Friday, 12 February 2010

Vulnerable Creativity: Alexander McQueen obituary and evaluation

Just when the international fashion world is getting ready to present the autumn/winter 2010 shows (kicking off this weekend in New York), a dark shadow makes them a time of sadness rather than celebration.

Alexander McQueen’s suicide is a tragic reminder of the vulnerability and insecurity felt by all creative people and, over the last few years, hugely exaggerated for designers expected to produce more and more ideas, more and more collections, more and more public statements and appearances … They may appear to be gilded peacocks in a crystal world of privilege but, in fact, most designers are little more than desperate battery hens.

Lee McQueen was a highly talented man with a distinctive – and instinctive – creative approach. But he was as complex as he was clever. He glamorised women but he also victimised them. Few who saw them will forget the extraordinary shows he presented in London with the patronage of American Express in the nineties. He raised the bar for a dark theatricality that, if anything, became darker and more threatening to women when, under the aegis of Gucci, he continued to explore and exploit his demons – demons that seemed to intensify after the suicide in 2007 of his one-time muse, Isabella Blow. His was a strangely ambivalent creative sensibility: he seemed so often to hate the thing he so clearly loved. His romanticism (which produced some of the most beautiful clothes of the last 20 years) was always symbolically charred at its edges by an approach to beauty and women offensively brutal at times, as he presented them as predators and victims, hard and soft, human and insect.

Alexander McQueen cared passionately about his creativity. He banned me once for criticising a show and, although he allowed me back, I’m sure he never forgave. I think he always felt that my well-known championship of John Galliano made me put him in second place, and maybe it was so. They were similar in many ways. They shared a strong theatricality; they loved to shock (and delight); they both grew in stature once they were finally taken under the wing of, respectively, Gucci and LVMH. They were rivals for the hearts of fashionistas but I think future historians will bracket them closely together as fashion’s Michelangelo and Leonardo or Goya and Velazquez – but who will be which only time will tell.

Until then the fashion business, insanely predatory in its greed on all levels, should view the suicide of this sad young man as a cry for help from all designers as they burn themselves out in over-production and begin to hate and fear the thing they once so loved. There is a price that is too high to pay for even the most beautiful of creations and the healthiest of sales figures, as Lee McQueen’s shockingly untimely death has made clear to even the most bone-headed members of the fashion world.

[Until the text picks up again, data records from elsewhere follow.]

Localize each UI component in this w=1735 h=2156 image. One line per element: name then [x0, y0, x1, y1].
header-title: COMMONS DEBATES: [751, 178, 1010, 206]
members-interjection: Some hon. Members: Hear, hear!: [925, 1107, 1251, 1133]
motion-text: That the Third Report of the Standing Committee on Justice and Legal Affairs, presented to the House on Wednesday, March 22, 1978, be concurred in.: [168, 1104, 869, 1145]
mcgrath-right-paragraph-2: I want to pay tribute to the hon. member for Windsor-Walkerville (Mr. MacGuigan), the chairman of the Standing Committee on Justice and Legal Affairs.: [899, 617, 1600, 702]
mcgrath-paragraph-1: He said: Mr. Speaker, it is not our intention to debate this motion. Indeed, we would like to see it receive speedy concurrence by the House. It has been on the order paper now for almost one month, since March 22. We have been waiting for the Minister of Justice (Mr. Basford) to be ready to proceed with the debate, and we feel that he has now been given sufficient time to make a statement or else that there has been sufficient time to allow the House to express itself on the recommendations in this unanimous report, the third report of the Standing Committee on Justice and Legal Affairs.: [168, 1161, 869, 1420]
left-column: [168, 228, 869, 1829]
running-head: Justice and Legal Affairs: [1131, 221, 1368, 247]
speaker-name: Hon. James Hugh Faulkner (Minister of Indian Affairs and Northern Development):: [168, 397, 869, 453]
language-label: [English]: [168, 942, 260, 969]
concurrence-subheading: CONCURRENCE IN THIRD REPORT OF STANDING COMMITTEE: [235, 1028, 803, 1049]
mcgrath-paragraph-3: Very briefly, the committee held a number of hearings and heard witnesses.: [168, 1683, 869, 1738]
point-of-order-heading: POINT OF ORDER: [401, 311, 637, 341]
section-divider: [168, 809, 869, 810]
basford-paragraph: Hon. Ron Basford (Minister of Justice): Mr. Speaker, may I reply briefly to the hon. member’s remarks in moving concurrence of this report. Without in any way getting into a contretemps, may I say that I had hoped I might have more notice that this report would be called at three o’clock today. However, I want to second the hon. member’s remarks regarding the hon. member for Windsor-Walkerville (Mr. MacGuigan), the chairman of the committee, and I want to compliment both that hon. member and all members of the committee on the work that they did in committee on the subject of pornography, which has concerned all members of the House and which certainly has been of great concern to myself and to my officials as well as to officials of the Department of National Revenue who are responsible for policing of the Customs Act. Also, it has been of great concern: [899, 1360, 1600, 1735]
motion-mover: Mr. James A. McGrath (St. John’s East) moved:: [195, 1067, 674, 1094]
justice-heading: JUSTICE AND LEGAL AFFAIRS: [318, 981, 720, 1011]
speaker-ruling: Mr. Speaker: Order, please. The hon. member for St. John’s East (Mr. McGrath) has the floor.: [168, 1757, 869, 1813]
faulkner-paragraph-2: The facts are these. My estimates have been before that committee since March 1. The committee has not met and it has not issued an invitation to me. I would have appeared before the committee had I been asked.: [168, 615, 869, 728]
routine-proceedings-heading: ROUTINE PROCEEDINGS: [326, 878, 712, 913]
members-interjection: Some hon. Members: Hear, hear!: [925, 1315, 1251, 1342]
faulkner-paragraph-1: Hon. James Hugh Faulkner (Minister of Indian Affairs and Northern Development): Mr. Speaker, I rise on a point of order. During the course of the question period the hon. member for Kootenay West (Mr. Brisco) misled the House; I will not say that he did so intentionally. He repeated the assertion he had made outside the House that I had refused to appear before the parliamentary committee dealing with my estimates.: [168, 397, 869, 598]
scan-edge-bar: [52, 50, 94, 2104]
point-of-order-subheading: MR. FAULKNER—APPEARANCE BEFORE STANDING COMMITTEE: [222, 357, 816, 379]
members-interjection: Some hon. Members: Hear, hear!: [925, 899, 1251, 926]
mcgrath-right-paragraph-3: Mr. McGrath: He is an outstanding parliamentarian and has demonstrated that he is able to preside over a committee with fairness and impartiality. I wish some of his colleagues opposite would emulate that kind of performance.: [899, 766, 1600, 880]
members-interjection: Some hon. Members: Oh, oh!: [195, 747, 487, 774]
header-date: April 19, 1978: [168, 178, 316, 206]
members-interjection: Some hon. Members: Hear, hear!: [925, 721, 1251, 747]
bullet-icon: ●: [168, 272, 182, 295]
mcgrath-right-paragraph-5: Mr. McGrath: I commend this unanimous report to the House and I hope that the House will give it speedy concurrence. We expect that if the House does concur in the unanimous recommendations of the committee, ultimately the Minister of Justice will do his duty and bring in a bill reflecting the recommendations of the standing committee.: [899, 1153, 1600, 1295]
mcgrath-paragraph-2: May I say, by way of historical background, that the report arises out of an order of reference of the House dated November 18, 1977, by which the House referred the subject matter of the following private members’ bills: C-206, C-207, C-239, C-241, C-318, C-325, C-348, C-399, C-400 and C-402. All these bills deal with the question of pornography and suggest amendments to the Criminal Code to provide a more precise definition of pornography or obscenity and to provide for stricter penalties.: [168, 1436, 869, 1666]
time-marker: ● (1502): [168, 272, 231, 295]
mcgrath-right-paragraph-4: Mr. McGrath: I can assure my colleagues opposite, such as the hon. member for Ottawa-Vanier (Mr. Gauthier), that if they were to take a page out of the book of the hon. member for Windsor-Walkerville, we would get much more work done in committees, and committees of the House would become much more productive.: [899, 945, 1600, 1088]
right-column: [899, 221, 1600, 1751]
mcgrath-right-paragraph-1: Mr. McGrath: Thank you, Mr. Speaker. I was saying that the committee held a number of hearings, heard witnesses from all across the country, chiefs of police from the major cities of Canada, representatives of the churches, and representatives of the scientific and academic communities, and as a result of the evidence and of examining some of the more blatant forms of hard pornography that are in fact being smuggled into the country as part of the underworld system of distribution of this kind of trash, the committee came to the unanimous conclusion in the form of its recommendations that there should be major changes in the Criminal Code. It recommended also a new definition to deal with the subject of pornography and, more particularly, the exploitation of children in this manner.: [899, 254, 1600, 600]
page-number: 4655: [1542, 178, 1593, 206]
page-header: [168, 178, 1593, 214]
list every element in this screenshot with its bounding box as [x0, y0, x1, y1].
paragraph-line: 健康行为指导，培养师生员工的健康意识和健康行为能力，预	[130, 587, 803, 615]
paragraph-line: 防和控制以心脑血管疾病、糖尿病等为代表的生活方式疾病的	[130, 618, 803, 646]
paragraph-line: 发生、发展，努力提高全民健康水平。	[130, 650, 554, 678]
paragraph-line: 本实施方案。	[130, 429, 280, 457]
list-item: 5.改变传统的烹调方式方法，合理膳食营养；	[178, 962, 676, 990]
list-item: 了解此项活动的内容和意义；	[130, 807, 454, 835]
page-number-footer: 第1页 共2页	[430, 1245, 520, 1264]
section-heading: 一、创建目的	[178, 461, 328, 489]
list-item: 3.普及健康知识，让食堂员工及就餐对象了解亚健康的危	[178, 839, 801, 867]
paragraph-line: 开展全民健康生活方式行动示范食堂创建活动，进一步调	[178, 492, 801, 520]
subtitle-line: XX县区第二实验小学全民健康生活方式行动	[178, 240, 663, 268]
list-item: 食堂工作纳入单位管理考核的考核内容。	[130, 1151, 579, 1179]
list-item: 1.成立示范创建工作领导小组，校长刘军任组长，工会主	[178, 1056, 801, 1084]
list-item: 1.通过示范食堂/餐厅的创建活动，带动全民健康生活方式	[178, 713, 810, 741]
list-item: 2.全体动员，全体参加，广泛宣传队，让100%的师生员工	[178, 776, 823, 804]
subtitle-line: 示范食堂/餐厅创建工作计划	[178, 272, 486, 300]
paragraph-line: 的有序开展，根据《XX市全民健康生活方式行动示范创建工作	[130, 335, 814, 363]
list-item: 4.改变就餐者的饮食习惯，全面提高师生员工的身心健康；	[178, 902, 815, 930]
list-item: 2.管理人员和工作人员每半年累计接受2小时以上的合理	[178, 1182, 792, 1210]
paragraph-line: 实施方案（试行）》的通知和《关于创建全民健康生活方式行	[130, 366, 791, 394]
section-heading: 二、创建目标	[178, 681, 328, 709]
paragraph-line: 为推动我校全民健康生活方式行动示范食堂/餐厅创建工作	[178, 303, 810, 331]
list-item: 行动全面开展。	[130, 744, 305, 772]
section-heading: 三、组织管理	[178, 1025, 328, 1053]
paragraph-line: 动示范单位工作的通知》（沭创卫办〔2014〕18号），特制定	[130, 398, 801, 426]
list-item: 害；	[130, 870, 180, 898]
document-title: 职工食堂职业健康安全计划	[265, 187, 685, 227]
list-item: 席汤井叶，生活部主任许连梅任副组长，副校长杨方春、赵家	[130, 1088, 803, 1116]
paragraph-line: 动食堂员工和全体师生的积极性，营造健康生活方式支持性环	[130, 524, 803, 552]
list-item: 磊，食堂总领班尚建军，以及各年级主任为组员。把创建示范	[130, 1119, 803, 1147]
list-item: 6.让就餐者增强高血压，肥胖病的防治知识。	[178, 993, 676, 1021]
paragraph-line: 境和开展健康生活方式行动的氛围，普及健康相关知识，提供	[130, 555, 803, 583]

  1. I agree that creative types can be insecure and vulnerable - and being at the top of ones profession is usually a very lonely place. And, yes, the fashion industry is as fiercely competitive and pressurized as it is fickle and bitchy.

    However, your eloquent blog also touches on something far more curious: Alexander McQueen's relationship with and treatment of women. To me, the saddest thing is that McQueen's death came only a few days after that of his mother. Whatever the significance of this, or the reasons for his suicide, one can only hope he has now found his peace.

  2. A sad blow for fashion. May God rest his soul, but I am sure that wherever he ends up, the angels or demons will be relishing their new designer in residence and enjoying their new robes.

  3. I don't think one should look to finding meaning in the why; grief and loss is a potent force and whilst most of us creative types suffer the dreaded am dram affliction, that doesn't mean pressure is the button pusher.

    But I do like your comparison and think you are very right about the current greed.

  4. Alexander McQueen's passing is a severe loss not only to the world of fashion but to modern culture at large, of which he was an integral and influential part. Nevertheless, his legacy will live on - exquisite creations, inspiring new generations of design talent, and enabling people to dream.

    I feel truly blessed to have witnessed so much of his gift in his short life.

    During the time I worked with LEE he never got carried away by the recognition and fame. Those were the early days. He was very generous of spirit and very close to his mum and aunt.

    LEE was incredibly inspirational. It was a special time, the energy was cracking around. He had a great sense of humour and everything was at top speed.

    I hope Lee is happy now that he can float till his heart is content in the big ocean in the sky.”